Apart from the many gaps in the above family history, we also are confronted with a further “mystery”. In 1917 a Robert Seuling was buried in Olean, New York. He can’t be retraced in the 1902 directory so must have moved over at a later date. Lacking further information we tentatively assumed he was a brother of Peter Seuling.

10d.6 Loose ends

A number of Seulings who arrived in the U.S.A. around 1900 or where born around that time, still deserve further investigation:

  • Anna (1895-1990)
  • Christine (1907-1993 Suffolk, NY)
  • Louise (1902-1981 Flushing, NY)
  • Mary (1912-1974).

Arrivals at Ellis Island:

  • Lorenz Seuling, age 27, from Zettmansdorf arrived in 1904.
  • Carl, age 24, arrived in 1890.
  • John, age 47, arrived in 1949 aboard the Veendam.
  • Wilhelm C.F., age 30, arrived in 1896
  • Margareth, age 16, from New York arrived in 1926 aboard the Berengaria.
  • Maria, age 17, arrived in 1925 aboard the Westphalia.
  • Justus, age 29, from Buseck arrived in 1861.
  • Born ca 1832: could be son of Johan Philipp (John), born 1831 but he supposedly died after 1845 in AB

Questions, questions, questions: Luise Seuling, age 29 from Arnswalde arrived at Ellis Island in 1931 aboard the Deutschland. She is accompanied by her 3-year old daughter Edith, who was born in Brooklyn, however. Could she be the spouse of Johannes Seuling, age 20, from Zettmansdorf who immigrated in 1922?

Edith married Wilhelm Degenfelder in 1951 in Kings County, New York. Wilhelm was CPL in the US Army during the Korean War. Edith died in Ronkonkoma, New York.

Edirh Seuling (1928-2017)

Rudolf K. Seuling married Else E. Kauz (1924 – 2005 Glendale, Arizona) who was born in Frankfurt, Germany on June 7, 1924 to Emil and Theresa (Wolf) Kauz. She moved to Arizona 19 years ago from Illinois. They had 2 daughters, Helga Trish of Glendale and Susan Borkland of Phoenix, Arizona; one son, Wolf Seuling of Desert Hills, Arizona; 3 grandchildren.

Offspring of Rudolf K. Seuling (abt 1920 – aft 2005).

Helga graduated from Downers Grove South in 1969. She married David Trish from Kenosha, Wisconsin and had daughter Margaret and son Jeffrey.

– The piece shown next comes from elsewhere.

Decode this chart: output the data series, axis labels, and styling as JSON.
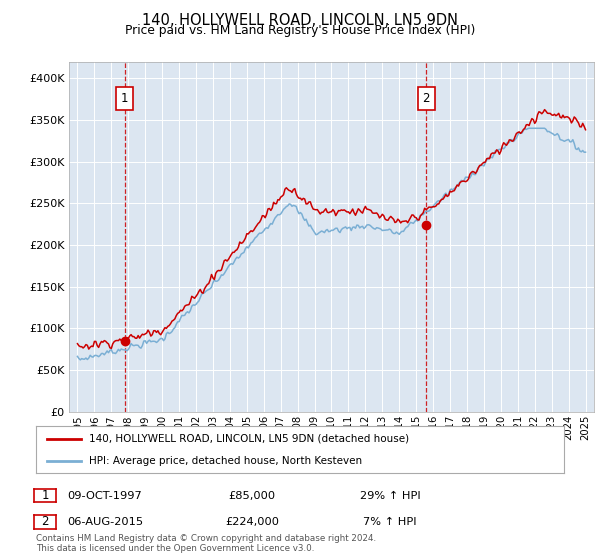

Son Wolfgang (Wolf) went to Downers Grove North High School. With the apparent nickname Muffler, he was actively involved in drag racing and apparently made a career of cars.

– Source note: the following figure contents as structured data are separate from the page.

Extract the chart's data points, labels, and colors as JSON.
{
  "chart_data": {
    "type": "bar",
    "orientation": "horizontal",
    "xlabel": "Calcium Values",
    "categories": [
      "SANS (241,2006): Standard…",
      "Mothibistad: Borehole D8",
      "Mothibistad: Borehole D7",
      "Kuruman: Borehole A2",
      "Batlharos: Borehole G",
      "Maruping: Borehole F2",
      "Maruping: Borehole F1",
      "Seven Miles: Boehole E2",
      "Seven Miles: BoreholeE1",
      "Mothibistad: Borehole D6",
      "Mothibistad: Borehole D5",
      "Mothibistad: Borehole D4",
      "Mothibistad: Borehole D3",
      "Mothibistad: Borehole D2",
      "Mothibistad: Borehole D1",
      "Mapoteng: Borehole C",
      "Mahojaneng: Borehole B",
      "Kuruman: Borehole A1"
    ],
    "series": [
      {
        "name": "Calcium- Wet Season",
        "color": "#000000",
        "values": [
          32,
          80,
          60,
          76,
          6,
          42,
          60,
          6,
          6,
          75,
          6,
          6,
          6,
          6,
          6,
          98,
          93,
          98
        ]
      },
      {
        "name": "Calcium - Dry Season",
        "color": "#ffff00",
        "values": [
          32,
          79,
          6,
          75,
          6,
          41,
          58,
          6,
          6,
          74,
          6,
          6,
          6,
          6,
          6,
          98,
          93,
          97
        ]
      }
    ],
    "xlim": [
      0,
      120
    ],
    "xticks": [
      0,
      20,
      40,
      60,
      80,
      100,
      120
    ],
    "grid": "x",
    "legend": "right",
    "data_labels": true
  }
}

Wolf Seuling – Muffler – is sergeant at arms at the Ramchargers auto club.

Wolf and his unique vehicle.

Their kid sister Susan (Sue), some twenty years younger, lived at 7756 Woodridge Drive from 1964 to 1973, and at 2703 Woodridge Drive until 1984. She went to Downers Grove South from 1978 to 1982 and married N.N. Borkland.